As Gingrich continues to surge in polls, Republicans on Capitol Hill are grappling with their attitude toward their former leader. Few in Washington have more baggage than Gingrich, and most in Washington know what's in it. The question of whether Gingrich can convince his party that he's evolved may determine whether his support grows or falls back.

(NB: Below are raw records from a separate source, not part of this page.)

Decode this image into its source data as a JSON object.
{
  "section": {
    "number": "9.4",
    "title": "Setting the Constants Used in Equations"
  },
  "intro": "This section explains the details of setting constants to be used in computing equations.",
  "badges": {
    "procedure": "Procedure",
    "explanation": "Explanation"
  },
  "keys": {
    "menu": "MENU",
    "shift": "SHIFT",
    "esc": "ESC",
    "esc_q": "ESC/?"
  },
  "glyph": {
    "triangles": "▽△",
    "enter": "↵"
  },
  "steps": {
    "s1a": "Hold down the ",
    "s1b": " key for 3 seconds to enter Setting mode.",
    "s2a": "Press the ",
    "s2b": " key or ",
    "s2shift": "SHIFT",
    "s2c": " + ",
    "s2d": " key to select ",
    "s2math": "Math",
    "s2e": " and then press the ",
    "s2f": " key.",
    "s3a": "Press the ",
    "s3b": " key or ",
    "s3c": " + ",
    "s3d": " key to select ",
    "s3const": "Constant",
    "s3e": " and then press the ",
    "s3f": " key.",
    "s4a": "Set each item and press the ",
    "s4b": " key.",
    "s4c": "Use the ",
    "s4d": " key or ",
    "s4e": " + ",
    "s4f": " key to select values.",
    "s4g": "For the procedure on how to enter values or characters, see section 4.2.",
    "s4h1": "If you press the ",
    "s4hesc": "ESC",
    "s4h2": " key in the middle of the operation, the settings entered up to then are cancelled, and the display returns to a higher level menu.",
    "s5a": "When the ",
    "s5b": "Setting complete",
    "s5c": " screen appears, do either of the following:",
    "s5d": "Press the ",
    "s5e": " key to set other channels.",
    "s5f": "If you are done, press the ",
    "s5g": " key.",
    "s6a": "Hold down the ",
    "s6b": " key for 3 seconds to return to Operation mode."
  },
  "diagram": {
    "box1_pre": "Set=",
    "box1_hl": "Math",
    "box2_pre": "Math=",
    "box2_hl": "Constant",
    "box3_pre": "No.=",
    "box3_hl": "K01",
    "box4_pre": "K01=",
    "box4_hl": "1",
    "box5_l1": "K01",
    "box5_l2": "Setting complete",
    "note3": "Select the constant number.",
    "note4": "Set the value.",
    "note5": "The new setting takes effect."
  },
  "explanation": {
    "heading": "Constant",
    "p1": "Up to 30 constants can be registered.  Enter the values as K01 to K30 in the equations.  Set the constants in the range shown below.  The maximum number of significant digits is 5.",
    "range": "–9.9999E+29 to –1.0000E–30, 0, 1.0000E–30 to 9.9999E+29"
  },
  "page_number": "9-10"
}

Gingrich's four-year term was tumultuous, marked by ethical lapses, a botched political strategy and palace intrigue.

Ezra Klein:
There are eight weeks between the New Hampshire primary and Super Tuesday, and almost six months between Super Tuesday and the Republican National Convention. Gingrich might generate sufficient momentum to win a few primaries. But he can’t survive seven months as the frontrunner. The more interesting question is whether he could damage Romney badly enough that the GOP needs to find a new candidate to serve as their nominee.
Mark Blumenthal:
In short, while these voters were more enthusiastic about Gingrich, it was also clear that they remain in the process of making a decision and are far from decided. When Hart asked whose vote was still "up for grabs," half raised their hands. At the same time, many indicated they had already narrowed their choices to some degree. Most, for example, said they had already ruled out supporting Herman Cain -- who dropped out of the race two days later -- and others had ruled out Paul or Perry, or even Gingrich or Romney.
Please let it be Newt. And for all those voicing dire warnings about how Democrats wanted to face Ronald Reagan: this isn't 1980, and Osama bin Laden is dead.

Kathleen Parker:

The GOP’s death wish

But no one other than Callista Gingrich thinks her husband can prevail in a general election. No. One. The consensus on Gingrich is so overwhelming that conventional wisdom has taken a holiday. That is, no one in Washington thinks he can win, and Washington is where Gingrich is known best. Instead of rallying to support him, former colleagues are going out of their way to politely say, “He can’t lead.”

Um... like I said.

Dana Milbank:

Nearly two decades ago, Gingrich’s political action committee, with the help of GOP wordsmith Frank Luntz, issued a now-famous memo telling Republican candidates which words they should use to describe their opponents. Among them: “anti,” “betray,” “bizarre,” “corrupt,” “destructive,” “disgrace,” “shame,” “lie,” “pathetic,” “radical,” “self-serving,” “selfish,” “shallow,” “shame,” “sick,” “traitors.”

“These are powerful words that can create a clear and easily understood contrast,” this Gingrich-endorsed memo explained. “Remember that creating a difference helps you. Apply these to the opponent, their record, proposals and their party.”

Miami Herald:
When Florida moved its presidential primary to Jan. 31, political leaders thought the state would greatly influence the nomination process. But the state now seems more a pit stop rather than the finish line.
See GOP contest may be a marathon, not a sprint.

The Hill:

The House payroll tax bill will add $25.3 billion to the federal deficit over the next 10 years, according to the Congressional Budget Office.